Price is based on psychology. It's interesting, recently, I was at a gas station and I noticed how when people are filling up their gas tanks they will try to round things off. So in other words, they will try to round it off to £10, or even £20, or £30 and we tend to do that. Technical analysis is based on price itself and we as human beings tend to focus on very key specific numbers and that's what today's lesson is actually about. It's the numbers.

So I want to observe key numbers and I want to learn how to trade with the trend with these numbers itself.

So take a look at this chart over here. This is the Dow Jones daily chart. You'll notice that there is a line running across the top and the reason I have marked that line there is to indicate what was actually happening at a key price level. So at the 9,000 level the Dow Jones was struggling to break above there.

Now when we get to very important numbers like 9,000, 10,000, 11,000, we start observing that price itself will start to behave in a certain way. In this example here we had resistance. We also had a triple top pattern form right at the 9,000 level.

In this particular chart over here, what I've done is to show you again a daily chart but to highlight what we were observing at the 10,000 level. We noticed that the market found support in this price region. It stayed there for almost a week and a half and then started to rally. So the next major number becomes 11,000. So notice how right now the Dow has been almost reaching towards the 11,000 level. So these two psychological numbers are very, very important for the index.

Right now, as we are very close to the 11,000 level, we've popped just a little bit higher above there and I expect to see volatility. So as a trader, what we're looking for is when we get to these key levels, whether it's 11,000, 10,000, 9,000, or whatever the major number is, start observing that you will see most likely increase in volatility and also, this is where typically stocks are being held. So you'll again see more volatility in this area.

Now the FTSE, for example, on this particular chart here we can see that at the 5,000 level there was quite a bit of interest from the market. We had an all most triple bottom over a period of time. We had a definite double bottom just over in this section here. So the market found support at the double bottom and then of course rallied. Again, notice the round number 5,600. The market rejected that level over there and came back down towards major support at the 5,000 level and right now, the upside target becomes 6,000.
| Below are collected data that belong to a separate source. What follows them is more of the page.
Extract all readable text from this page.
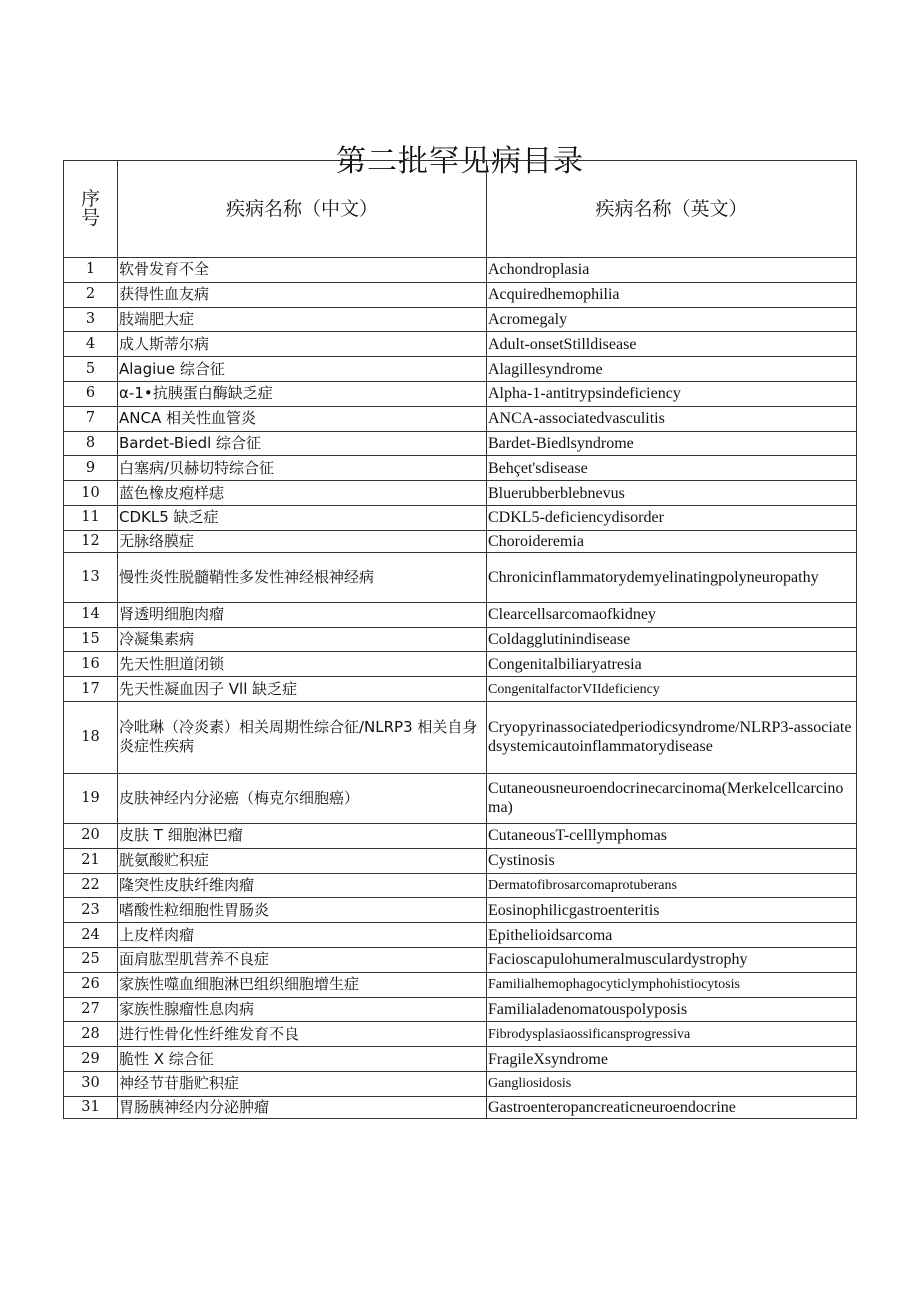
第二批罕见病目录
序
号	疾病名称（中文）	疾病名称（英文）
1	软骨发育不全	Achondroplasia
2	获得性血友病	Acquiredhemophilia
3	肢端肥大症	Acromegaly
4	成人斯蒂尔病	Adult-onsetStilldisease
5	Alagiue 综合征	Alagillesyndrome
6	α-1•抗胰蛋白酶缺乏症	Alpha-1-antitrypsindeficiency
7	ANCA 相关性血管炎	ANCA-associatedvasculitis
8	Bardet-Biedl 综合征	Bardet-Biedlsyndrome
9	白塞病/贝赫切特综合征	Behçet'sdisease
10	蓝色橡皮疱样痣	Bluerubberblebnevus
11	CDKL5 缺乏症	CDKL5-deficiencydisorder
12	无脉络膜症	Choroideremia
13	慢性炎性脱髓鞘性多发性神经根神经病	Chronicinflammatorydemyelinatingpolyneuropathy
14	肾透明细胞肉瘤	Clearcellsarcomaofkidney
15	冷凝集素病	Coldagglutinindisease
16	先天性胆道闭锁	Congenitalbiliaryatresia
17	先天性凝血因子 Vll 缺乏症	CongenitalfactorVIIdeficiency
18	冷吡琳（冷炎素）相关周期性综合征/NLRP3 相关自身炎症性疾病	Cryopyrinassociatedperiodicsyndrome/NLRP3-associatedsystemicautoinflammatorydisease
19	皮肤神经内分泌癌（梅克尔细胞癌）	Cutaneousneuroendocrinecarcinoma(Merkelcellcarcinoma)
20	皮肤 T 细胞淋巴瘤	CutaneousT-celllymphomas
21	胱氨酸贮积症	Cystinosis
22	隆突性皮肤纤维肉瘤	Dermatofibrosarcomaprotuberans
23	嗜酸性粒细胞性胃肠炎	Eosinophilicgastroenteritis
24	上皮样肉瘤	Epithelioidsarcoma
25	面肩肱型肌营养不良症	Facioscapulohumeralmusculardystrophy
26	家族性噬血细胞淋巴组织细胞增生症	Familialhemophagocyticlymphohistiocytosis
27	家族性腺瘤性息肉病	Familialadenomatouspolyposis
28	进行性骨化性纤维发育不良	Fibrodysplasiaossificansprogressiva
29	脆性 X 综合征	FragileXsyndrome
30	神经节苷脂贮积症	Gangliosidosis
31	胃肠胰神经内分泌肿瘤	Gastroenteropancreaticneuroendocrine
This one here, this is Cable, again we can take these round numbers. They don't have to be the 1,000 levels. We can also look at, for example, 0.70, 0.60, 0.50 and again, notice how the markets react at these key levels.

So whether you're a short-term intra-day trader trading currencies or whether you're trading commodities or even the indices, the round numbers, the psychological numbers as we refer to these as, are very, very important.
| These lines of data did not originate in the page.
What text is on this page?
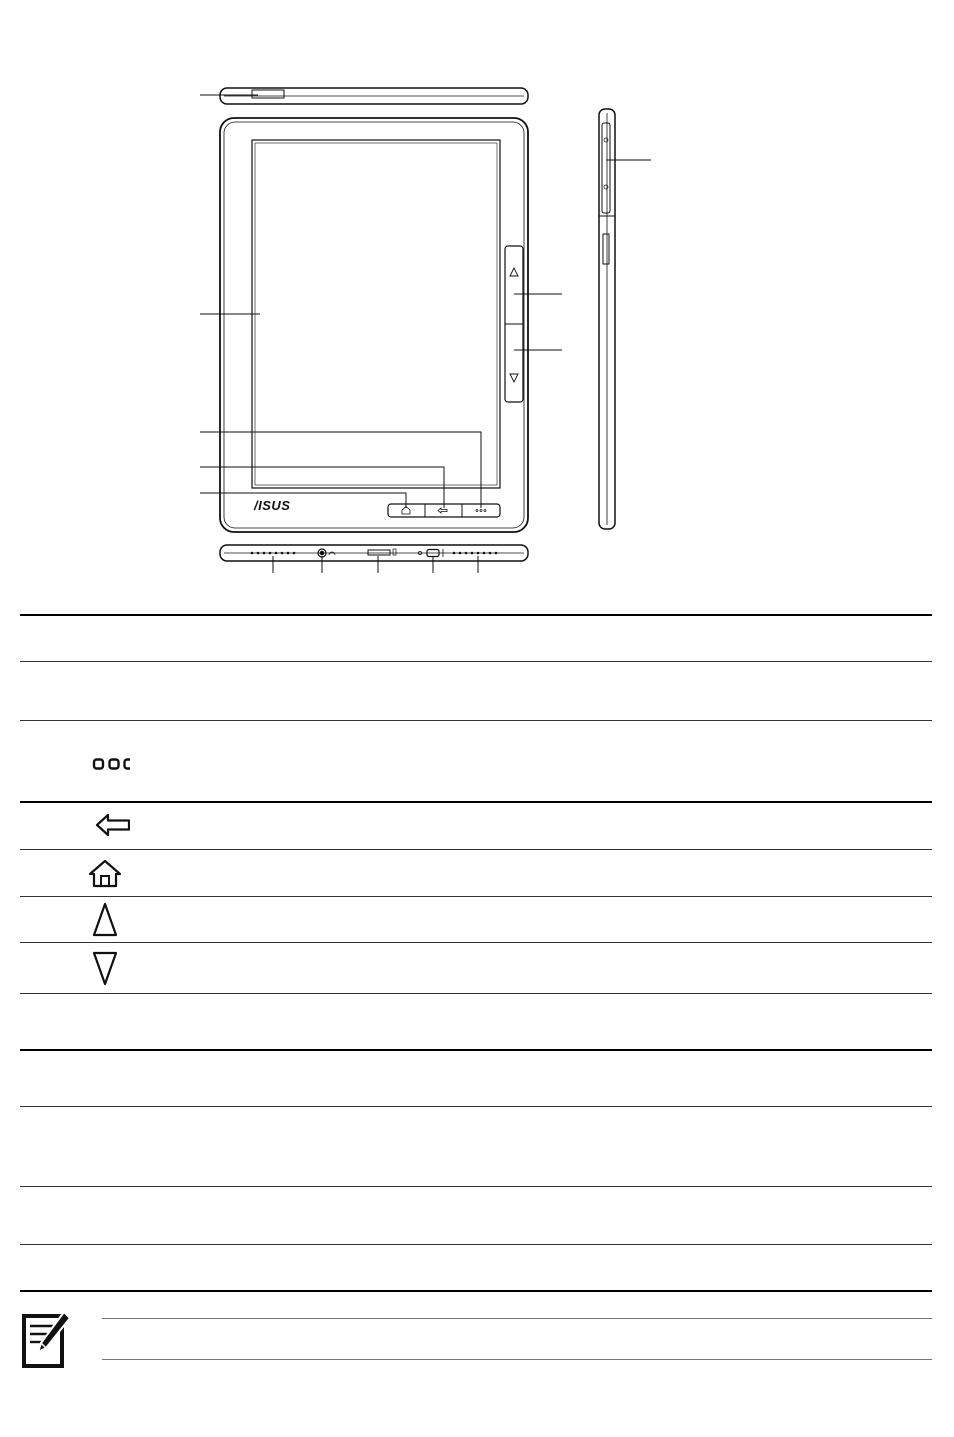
/ISUS
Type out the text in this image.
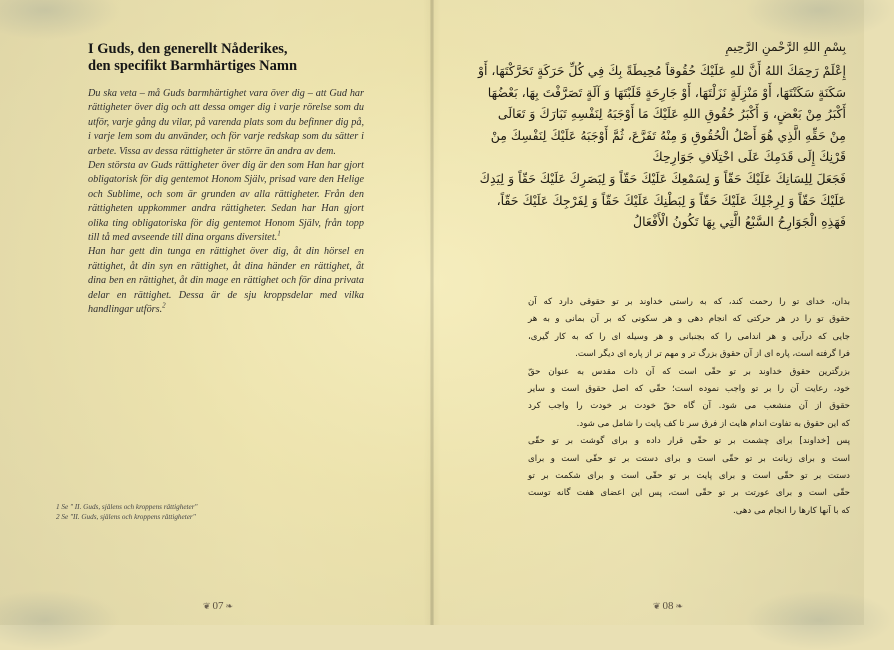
I Guds, den generellt Nåderikes,
den specifikt Barmhärtiges Namn

Du ska veta – må Guds barmhärtighet vara över dig – att Gud har rättigheter över dig och att dessa omger dig i varje rörelse som du utför, varje gång du vilar, på varenda plats som du befinner dig på, i varje lem som du använder, och för varje redskap som du sätter i arbete. Vissa av dessa rättigheter är större än andra av dem.

Den största av Guds rättigheter över dig är den som Han har gjort obligatorisk för dig gentemot Honom Själv, prisad vare den Helige och Sublime, och som är grunden av alla rättigheter. Från den rättigheten uppkommer andra rättigheter. Sedan har Han gjort olika ting obligatoriska för dig gentemot Honom Själv, från topp till tå med avseende till dina organs diversitet.$^1$

Han har gett din tunga en rättighet över dig, åt din hörsel en rättighet, åt din syn en rättighet, åt dina händer en rättighet, åt dina ben en rättighet, åt din mage en rättighet och för dina privata delar en rättighet. Dessa är de sju kroppsdelar med vilka handlingar utförs.$^2$

1 Se " II. Guds, själens och kroppens rättigheter"
2 Se "II. Guds, själens och kroppens rättigheter"
❦ 07 ❧

بِسْمِ اللهِ الرَّحْمنِ الرَّحِيمِ

إِعْلَمْ رَحِمَكَ اللهُ أَنَّ للهِ عَلَيْكَ حُقُوقاً مُحِيطَةً بِكَ فِي كُلِّ حَرَكَةٍ تَحَرَّكْتَهَا، أَوْ

سَكَنَةٍ سَكَنْتَهَا، أَوْ مَنْزِلَةٍ نَزَلْتَهَا، أَوْ جَارِحَةٍ قَلَبْتَهَا وَ آلَةٍ تَصَرَّفْتَ بِهَا، بَعْضُهَا

أَكْبَرُ مِنْ بَعْضٍ، وَ أَكْبَرُ حُقُوقِ اللهِ عَلَيْكَ مَا أَوْجَبَهُ لِنَفْسِهِ تَبَارَكَ وَ تَعَالَى

مِنْ حَقِّهِ الَّذِي هُوَ أَصْلُ الْحُقُوقِ وَ مِنْهُ تَفَرَّعَ، ثُمَّ أَوْجَبَهُ عَلَيْكَ لِنَفْسِكَ مِنْ

قَرْنِكَ إِلَى قَدَمِكَ عَلَى اخْتِلَافِ جَوَارِحِكَ

فَجَعَلَ لِلِسَانِكَ عَلَيْكَ حَقّاً وَ لِسَمْعِكَ عَلَيْكَ حَقّاً وَ لِبَصَرِكَ عَلَيْكَ حَقّاً وَ لِيَدِكَ

عَلَيْكَ حَقّاً وَ لِرِجْلِكَ عَلَيْكَ حَقّاً وَ لِبَطْنِكَ عَلَيْكَ حَقّاً وَ لِفَرْجِكَ عَلَيْكَ حَقّاً،

فَهَذِهِ الْجَوَارِحُ السَّبْعُ الَّتِي بِهَا تَكُونُ الْأَفْعَالُ

بدان، خدای تو را رحمت کند، که به راستی خداوند بر تو حقوقی دارد که آن

حقوق تو را در هر حرکتی که انجام دهی و هر سکونی که بر آن بمانی و به هر

جایی که درآیی و هر اندامی را که بجنبانی و هر وسیله ای را که به کار گیری،

فرا گرفته است، پاره ای از آن حقوق بزرگ تر و مهم تر از پاره ای دیگر است.

بزرگترین حقوق خداوند بر تو حقّی است که آن ذات مقدس به عنوان حقّ

خود، رعایت آن را بر تو واجب نموده است؛ حقّی که اصل حقوق است و سایر

حقوق از آن منشعب می شود. آن گاه حقّ خودت بر خودت را واجب کرد

که این حقوق به تفاوت اندام هایت از فرق سر تا کف پایت را شامل می شود.

پس [خداوند] برای چشمت بر تو حقّی قرار داده و برای گوشت بر تو حقّی

است و برای زبانت بر تو حقّی است و برای دستت بر تو حقّی است و برای

دستت بر تو حقّی است و برای پایت بر تو حقّی است و برای شکمت بر تو

حقّی است و برای عورتت بر تو حقّی است، پس این اعضای هفت گانه توست

که با آنها کارها را انجام می دهی.

❦ 08 ❧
So always observe markets as they approach the major and the minor round numbers. There is an importance of increasing if the number coincides with other technical levels.

In other words, if we're getting 5,000 as a support level and we start to use other technical methods such as moving averages or even Fibonacci, or Elliott Wave counts and they coincide with these areas, that will prove to be much more important than just the actual number itself.
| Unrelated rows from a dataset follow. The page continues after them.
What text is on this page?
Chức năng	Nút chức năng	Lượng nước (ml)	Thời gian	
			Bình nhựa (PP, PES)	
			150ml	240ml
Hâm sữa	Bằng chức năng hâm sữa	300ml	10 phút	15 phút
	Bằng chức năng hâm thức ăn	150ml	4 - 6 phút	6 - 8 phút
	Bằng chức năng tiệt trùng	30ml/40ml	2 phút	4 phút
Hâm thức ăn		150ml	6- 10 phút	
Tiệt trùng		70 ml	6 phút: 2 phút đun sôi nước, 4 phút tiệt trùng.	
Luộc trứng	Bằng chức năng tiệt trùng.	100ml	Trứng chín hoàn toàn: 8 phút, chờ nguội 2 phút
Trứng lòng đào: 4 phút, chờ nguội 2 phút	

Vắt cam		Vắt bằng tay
And of course, we want to trade with the trend. So if the trend is higher, we will be looking for support levels. We can of course look for resistance levels but it will be ideal to trade off the support levels to be buying into the market. If of course the trend is going down, then we would be looking to these key levels as support levels and of course, the upside will be the resistance numbers.

So whether you're trading towards a downside, towards the upside, always observe the key psychological numbers.

This is Sandy Jadeja. Look forward to being with you in another lesson for CantosCharts Masterclass.